Propietarios gastronómicos en el intento de conformar una cámara

La pasada semana publicamos una nota sobre que los empresarios gastronómicos habían estado en contacto vía telefónica, dado las normativas vigentes, en el intento de conformar una cámara que los represente. La misma formaría parte de Aerca. No todos coincidieron en algunos de los objetivos conversados extraoficialmente. Lo cierto es que Regional Diario Digital, conversó en el día de hoy con tres propietarios. Las respuestas no fueron coincidentes. Consideran que no todos tienen la misma visión de la realidad. En cuanto al plano de las coincidencias, se considera a este rubro junto con el de la construcción, entre los más afectados. El número de gente que no volverá a la actividad, afirman es preocupante. Deslizan dos negocios grandes en pleno corazón de la ciudad y uno emblemático de Villa María. La pregunta que flota es el por qué, ante una situación casi desesperante, o desesperante al fin, no avanzan con los petitorios ante la Municipalidad. Responden que lo hicieron y lo que les llega desde el Asesor Letrado es que son órdenes que bajan desde la Nación.

Por el momento continuarán trabajando con los delibery, pero aquí aparece otro punto adverso al que por el momento no le encuentran solución. No se les permite abrir las puertas ni trabajar con la mitad de mesas que normalmente tienen, lo que separaría a las personas notablemente. Los pedidos vía telefónica o por watshapp, no llega a cubrir ni el 30 por ciento de lo que normalmente facturan. Y en ese orden remarcan que el precio que le aplican a los viajes los cadetes, lleva a pensar a más de uno antes de solicitar un envío. Por ejemplo, acotan, «Entendemos que tienen que ganar, y vivir dignamente, pero si tomamos el valor de un lomito, pizza o hamburguesa, para llevarlo dentro de los cuatro bulevares, el viaje no cuesta menos de cincuenta pesos hacia arriba -hay excepciones-, pero no faltan los que cobran hasta 100 pesos, todo suma para restar». Lo económico se torna, explican fastidiados, casi ser condenados a la desaparición de la empresa. Posiblemente aquellos comercios más pequeños, puedan sobrellevar la carga, los más grandes, nos va a ser cuesta arriba. Los empleados, razonablemente -dicho por los patrones- tienen que seguir cobrando; también nos llegan las facturas de luz, gas, y otros servicios. Poniendo en caja solamente el 30%, de lo que se registraba anteriormente, no hay manera de sobrevivir»

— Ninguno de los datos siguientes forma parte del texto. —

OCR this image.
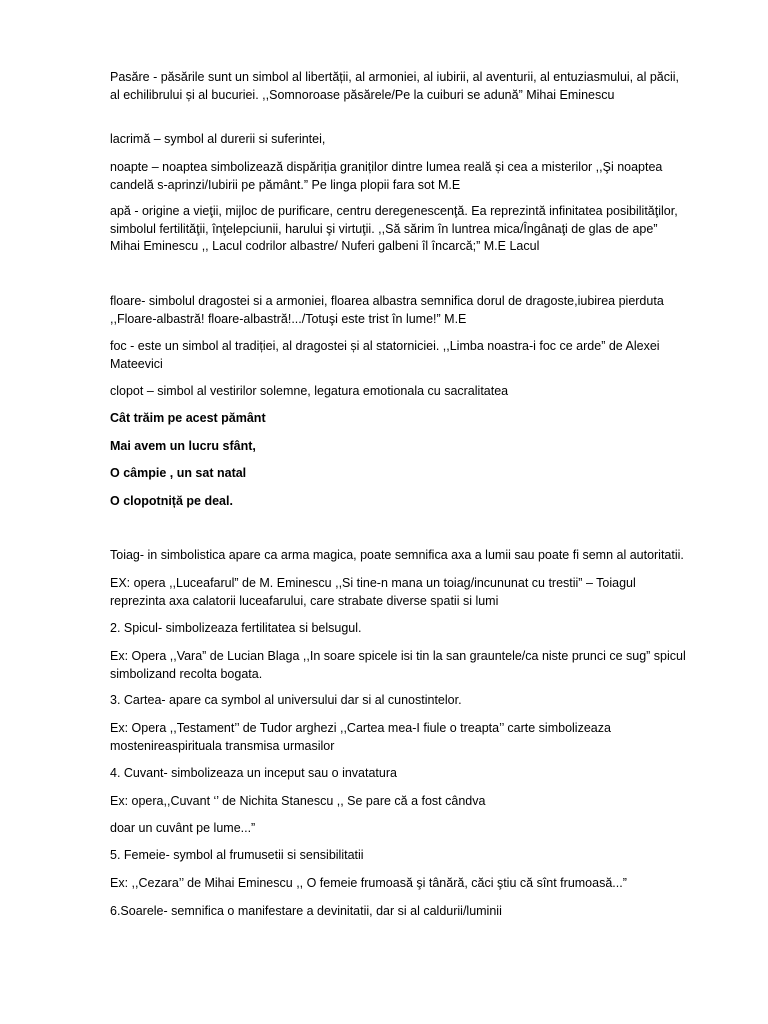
Pasăre - păsările sunt un simbol al libertății, al armoniei, al iubirii, al aventurii, al entuziasmului, al păcii,
al echilibrului și al bucuriei. ,,Somnoroase păsărele/Pe la cuiburi se adună” Mihai Eminescu

lacrimă – symbol al durerii si suferintei,

noapte – noaptea simbolizează dispăriția graniților dintre lumea reală și cea a misterilor ,,Şi noaptea
candelă s-aprinzi/Iubirii pe pământ.” Pe linga plopii fara sot M.E

apă - origine a vieţii, mijloc de purificare, centru deregenescenţă. Ea reprezintă infinitatea posibilităţilor,
simbolul fertilităţii, înţelepciunii, harului şi virtuţii. ,,Să sărim în luntrea mica/Îngânaţi de glas de ape”
Mihai Eminescu ,, Lacul codrilor albastre/ Nuferi galbeni îl încarcă;” M.E Lacul

floare- simbolul dragostei si a armoniei, floarea albastra semnifica dorul de dragoste,iubirea pierduta
,,Floare-albastră! floare-albastră!.../Totuşi este trist în lume!” M.E

foc - este un simbol al tradiției, al dragostei și al statorniciei. ,,Limba noastra-i foc ce arde” de Alexei
Mateevici

clopot – simbol al vestirilor solemne, legatura emotionala cu sacralitatea

Cât trăim pe acest pământ

Mai avem un lucru sfânt,

O câmpie , un sat natal

O clopotniță pe deal.

Toiag- in simbolistica apare ca arma magica, poate semnifica axa a lumii sau poate fi semn al autoritatii.

EX: opera ,,Luceafarul” de M. Eminescu ,,Si tine-n mana un toiag/incununat cu trestii” – Toiagul
reprezinta axa calatorii luceafarului, care strabate diverse spatii si lumi

2. Spicul- simbolizeaza fertilitatea si belsugul.

Ex: Opera ,,Vara” de Lucian Blaga ,,In soare spicele isi tin la san grauntele/ca niste prunci ce sug” spicul
simbolizand recolta bogata.

3. Cartea- apare ca symbol al universului dar si al cunostintelor.

Ex: Opera ,,Testament’’ de Tudor arghezi ,,Cartea mea-I fiule o treapta’’ carte simbolizeaza
mostenireaspirituala transmisa urmasilor

4. Cuvant- simbolizeaza un inceput sau o invatatura

Ex: opera,,Cuvant ‘’ de Nichita Stanescu ,, Se pare că a fost cândva

doar un cuvânt pe lume...”

5. Femeie- symbol al frumusetii si sensibilitatii

Ex: ,,Cezara’’ de Mihai Eminescu ,, O femeie frumoasă şi tânără, căci ştiu că sînt frumoasă...”

6.Soarele- semnifica o manifestare a devinitatii, dar si al caldurii/luminii
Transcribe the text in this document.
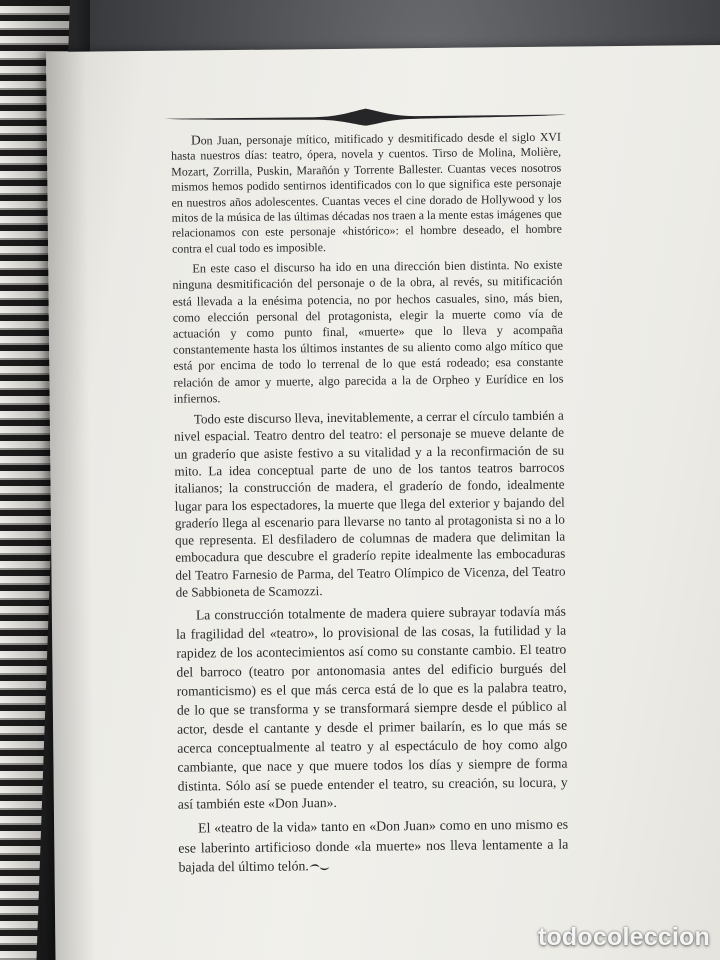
Don Juan, personaje mítico, mitificado y desmitificado desde el siglo XVI hasta nuestros días: teatro, ópera, novela y cuentos. Tirso de Molina, Molière, Mozart, Zorrilla, Puskin, Marañón y Torrente Ballester. Cuantas veces nosotros mismos hemos podido sentirnos identificados con lo que significa este personaje en nuestros años adolescentes. Cuantas veces el cine dorado de Hollywood y los mitos de la música de las últimas décadas nos traen a la mente estas imágenes que relacionamos con este personaje «histórico»: el hombre deseado, el hombre contra el cual todo es imposible.

En este caso el discurso ha ido en una dirección bien distinta. No existe ninguna desmitificación del personaje o de la obra, al revés, su mitificación está llevada a la enésima potencia, no por hechos casuales, sino, más bien, como elección personal del protagonista, elegir la muerte como vía de actuación y como punto final, «muerte» que lo lleva y acompaña constantemente hasta los últimos instantes de su aliento como algo mítico que está por encima de todo lo terrenal de lo que está rodeado; esa constante relación de amor y muerte, algo parecida a la de Orpheo y Eurídice en los infiernos.

Todo este discurso lleva, inevitablemente, a cerrar el círculo también a nivel espacial. Teatro dentro del teatro: el personaje se mueve delante de un graderío que asiste festivo a su vitalidad y a la reconfirmación de su mito. La idea conceptual parte de uno de los tantos teatros barrocos italianos; la construcción de madera, el graderío de fondo, idealmente lugar para los espectadores, la muerte que llega del exterior y bajando del graderío llega al escenario para llevarse no tanto al protagonista si no a lo que representa. El desfiladero de columnas de madera que delimitan la embocadura que descubre el graderío repite idealmente las embocaduras del Teatro Farnesio de Parma, del Teatro Olímpico de Vicenza, del Teatro de Sabbioneta de Scamozzi.

La construcción totalmente de madera quiere subrayar todavía más la fragilidad del «teatro», lo provisional de las cosas, la futilidad y la rapidez de los acontecimientos así como su constante cambio. El teatro del barroco (teatro por antonomasia antes del edificio burgués del romanticismo) es el que más cerca está de lo que es la palabra teatro, de lo que se transforma y se transformará siempre desde el público al actor, desde el cantante y desde el primer bailarín, es lo que más se acerca conceptualmente al teatro y al espectáculo de hoy como algo cambiante, que nace y que muere todos los días y siempre de forma distinta. Sólo así se puede entender el teatro, su creación, su locura, y así también este «Don Juan».

El «teatro de la vida» tanto en «Don Juan» como en uno mismo es ese laberinto artificioso donde «la muerte» nos lleva lentamente a la bajada del último telón.

todocoleccion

Preguntados si recibirían alguna ayuda del gobierno municipal, provincial o nacional, dos de ellos se muestran incrédulos. El restante hizo los trámites y espera al menos para alcanzar los haberes a pagar.

Otra franja de gastronómicos considera que, en una ciudad que no ha tenido muertos, casi ni contagiados no se puede mantener una medida tan drástica «ya que el problema de hoy si bien es grave, lo volverán más grave aún». No dejan de preguntarse «qué impide el promover un movimiento en conjunto. Así vamos camino a fundirnos todos» concluyeron.